Percutaneous Coronary Intervention (PCI), also known as cardiac stenting or angioplasty, is a medical procedure utilized to address coronary artery disease (CAD), a condition characterized by the narrowing or blockage of arteries that supply blood to the heart muscle. Performed by interventional cardiologists, PCI aims to alleviate CAD symptoms, such as chest pain (angina), and enhance blood flow to the heart.

Overview of the Procedure

A thin, flexible tube called a catheter is inserted into the blood vessels of either the groin or the arm.

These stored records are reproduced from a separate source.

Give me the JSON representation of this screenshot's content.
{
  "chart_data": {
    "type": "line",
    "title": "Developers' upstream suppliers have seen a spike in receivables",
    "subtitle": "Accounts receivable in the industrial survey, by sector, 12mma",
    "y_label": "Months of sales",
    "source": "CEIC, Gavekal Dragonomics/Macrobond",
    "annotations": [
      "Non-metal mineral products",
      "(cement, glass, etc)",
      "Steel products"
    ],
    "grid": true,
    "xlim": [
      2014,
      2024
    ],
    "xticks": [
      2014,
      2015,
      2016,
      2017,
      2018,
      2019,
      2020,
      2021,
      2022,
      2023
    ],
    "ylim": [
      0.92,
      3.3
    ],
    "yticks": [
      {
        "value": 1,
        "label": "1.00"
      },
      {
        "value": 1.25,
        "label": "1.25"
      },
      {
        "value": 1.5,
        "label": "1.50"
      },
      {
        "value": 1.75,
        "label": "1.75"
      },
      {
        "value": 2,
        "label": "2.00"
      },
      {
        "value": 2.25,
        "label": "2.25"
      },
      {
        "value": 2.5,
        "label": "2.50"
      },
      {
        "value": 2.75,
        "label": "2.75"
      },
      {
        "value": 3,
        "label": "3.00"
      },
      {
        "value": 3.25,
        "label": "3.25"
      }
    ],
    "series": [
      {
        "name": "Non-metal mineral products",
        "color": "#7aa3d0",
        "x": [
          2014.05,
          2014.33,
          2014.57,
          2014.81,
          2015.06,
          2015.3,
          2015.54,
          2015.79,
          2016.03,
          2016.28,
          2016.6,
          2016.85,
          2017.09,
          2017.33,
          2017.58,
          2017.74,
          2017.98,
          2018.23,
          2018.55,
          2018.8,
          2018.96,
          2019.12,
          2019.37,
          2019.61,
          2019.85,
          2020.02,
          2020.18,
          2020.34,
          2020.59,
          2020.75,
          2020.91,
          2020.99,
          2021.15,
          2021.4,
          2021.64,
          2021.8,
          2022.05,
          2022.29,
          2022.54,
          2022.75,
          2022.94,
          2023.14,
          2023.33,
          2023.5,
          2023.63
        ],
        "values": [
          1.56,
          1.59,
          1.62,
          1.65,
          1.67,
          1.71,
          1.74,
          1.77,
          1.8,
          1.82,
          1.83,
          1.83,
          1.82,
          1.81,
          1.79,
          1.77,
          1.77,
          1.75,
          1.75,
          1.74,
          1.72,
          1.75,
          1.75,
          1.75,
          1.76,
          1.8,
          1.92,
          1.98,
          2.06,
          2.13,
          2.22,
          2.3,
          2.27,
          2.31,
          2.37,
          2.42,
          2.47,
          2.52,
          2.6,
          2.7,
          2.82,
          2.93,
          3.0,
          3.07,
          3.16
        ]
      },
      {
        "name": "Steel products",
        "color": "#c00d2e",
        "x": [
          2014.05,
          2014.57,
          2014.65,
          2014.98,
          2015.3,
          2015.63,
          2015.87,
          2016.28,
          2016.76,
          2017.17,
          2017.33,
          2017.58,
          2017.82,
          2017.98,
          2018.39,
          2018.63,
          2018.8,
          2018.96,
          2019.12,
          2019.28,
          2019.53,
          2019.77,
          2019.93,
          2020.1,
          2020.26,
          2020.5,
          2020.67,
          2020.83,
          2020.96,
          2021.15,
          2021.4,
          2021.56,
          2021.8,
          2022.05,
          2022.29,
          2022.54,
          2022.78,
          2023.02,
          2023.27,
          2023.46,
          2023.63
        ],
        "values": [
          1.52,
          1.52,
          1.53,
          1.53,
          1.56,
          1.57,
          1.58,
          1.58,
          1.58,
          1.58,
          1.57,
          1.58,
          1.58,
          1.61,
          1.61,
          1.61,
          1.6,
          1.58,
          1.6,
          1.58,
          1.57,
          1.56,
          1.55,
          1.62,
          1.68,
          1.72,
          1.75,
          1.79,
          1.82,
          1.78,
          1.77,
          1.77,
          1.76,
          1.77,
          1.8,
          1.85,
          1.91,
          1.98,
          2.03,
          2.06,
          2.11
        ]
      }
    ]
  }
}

  • Under specialized X-ray guidance (fluoroscopy), the catheter is carefully navigated through the blood vessels until it reaches the narrowed coronary artery.
  • Once properly positioned, a balloon-tipped catheter covered with a stent is inflated.
  • The balloon compresses the plaque, expanding the stent.
  • After plaque compression and stent placement, the balloon is deflated and removed, leaving the stent in the artery to maintain its openness.

During the Procedure

  • Most PCIs are conducted with the patient under sedation rather than general anesthesia.
  • Most PCIs are conducted with the patient under sedation rather than general anesthesia.
  • Local anesthesia is administered at the catheter insertion site (either in the groin or arm).
  • When the catheter punctures the skin, the patient may briefly experience a slight sting or pinch and mild pressure while the catheter is maneuvered. Additional pain relief can be administered if needed.
  • Once the catheter reaches the heart, contrast dye is released to visualize the narrowed area, which may cause a brief sensation of warmth, flushing, or a metallic taste. Rare side effects like headache or nausea can occur but are typically harmless.
  • A catheter with a guidewire inside is inserted. The guidewire is carefully threaded through blood vessels to reach the area of concern.
  • If a significant blockage or narrowing is found, a stent may be required. The stent, a small expandable metal mesh tube, is precisely positioned using the guidewire and catheter. Once in place, the stent expands, pushing aside blockages and restoring proper blood flow.
  • Following the procedure, the catheter is removed, and a special vascular device or pressure is applied at the insertion site to control bleeding.
  • Depending on whether the catheter was inserted in the groin or arm, the patient's leg or arm should be kept straight and elevated for several hours.

After the Procedure

  • Patients are typically moved to a recovery room for observation.
  • Bed rest is recommended for a period of 2 to 6 hours if procedure is performed through the groin, depending on the individual's condition.
  • Pain relief medication may be administered if any discomfort arises.
  • Patients are encouraged to consume fluids to aid in the elimination of the contrast dye from their system.
  • Following PCI, most patients are discharged home in 6 to 8 hours.